Mr. Johnson relates these pieces of the story very well. What he does less well is bring these people vividly to life. Only Dr. Snow really seems to be fully three-dimensional in Johnson's story. Whitehead, Farr, Chadwick and others flit around the edges of this story like so many ghosts and never seem to be full-bodied people. It was also disappointing that, despite the title, we are not provided with a picture or color reproduction of this revolutionary map. Being able to examine the actual map would have been a nice addition to the text.

Still, there is much of value here. Despite some bells and whistles that would have added energy to the prose, the story of disease and science takes center stage in this book. It is a nice reminder of the good science can do and the struggle that scientists often have to undergo to have new ideas break through.



1 out of 5 stars Where were the editors?   June 29, 2008
 2 out of 16 found this review helpful

I just finished Steven Johnson's "Ghost Map". Not to be rude, but how does this stuff get published? For Pete's sake, the name of the book is ghost map, and there is not even a copy of the ghost map in the book.

The book itself lacks any kind of literary punch. Ostensibly about John Snow and cholera, in which there is probably an interesting story if told with focus, Johnson rambles pointlessly around campy urban planning doggerel.

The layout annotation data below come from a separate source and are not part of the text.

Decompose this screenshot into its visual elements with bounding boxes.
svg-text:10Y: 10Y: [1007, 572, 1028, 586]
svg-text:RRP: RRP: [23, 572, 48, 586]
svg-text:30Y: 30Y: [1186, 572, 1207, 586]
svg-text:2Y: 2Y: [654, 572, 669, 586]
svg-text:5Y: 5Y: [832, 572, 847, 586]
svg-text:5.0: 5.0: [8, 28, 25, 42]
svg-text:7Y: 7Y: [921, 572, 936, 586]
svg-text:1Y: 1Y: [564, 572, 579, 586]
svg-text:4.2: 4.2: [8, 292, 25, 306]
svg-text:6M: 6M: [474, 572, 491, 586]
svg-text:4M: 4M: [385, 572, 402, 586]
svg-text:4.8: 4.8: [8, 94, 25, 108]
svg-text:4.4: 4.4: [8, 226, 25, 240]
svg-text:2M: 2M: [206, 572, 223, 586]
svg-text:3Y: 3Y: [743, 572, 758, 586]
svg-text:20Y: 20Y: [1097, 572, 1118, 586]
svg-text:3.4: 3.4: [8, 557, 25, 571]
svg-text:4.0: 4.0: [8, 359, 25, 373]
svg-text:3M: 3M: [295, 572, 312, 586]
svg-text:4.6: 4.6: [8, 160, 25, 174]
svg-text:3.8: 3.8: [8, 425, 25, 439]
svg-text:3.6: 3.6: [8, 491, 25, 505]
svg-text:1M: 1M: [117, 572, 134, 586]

I guess Johnson's reputation is so unassailable that editors don't bother to read what they publish. And that is what the book lacks, an editor.

The worst part is Johnson's attack on the foolish orthodoxy of the miasmaists, while he dutifully regurgitates the junior-high platitudes to Darwinist orthodoxy, when doing so adds absolutely nothing to the story, except to confirm his own Party loyalty.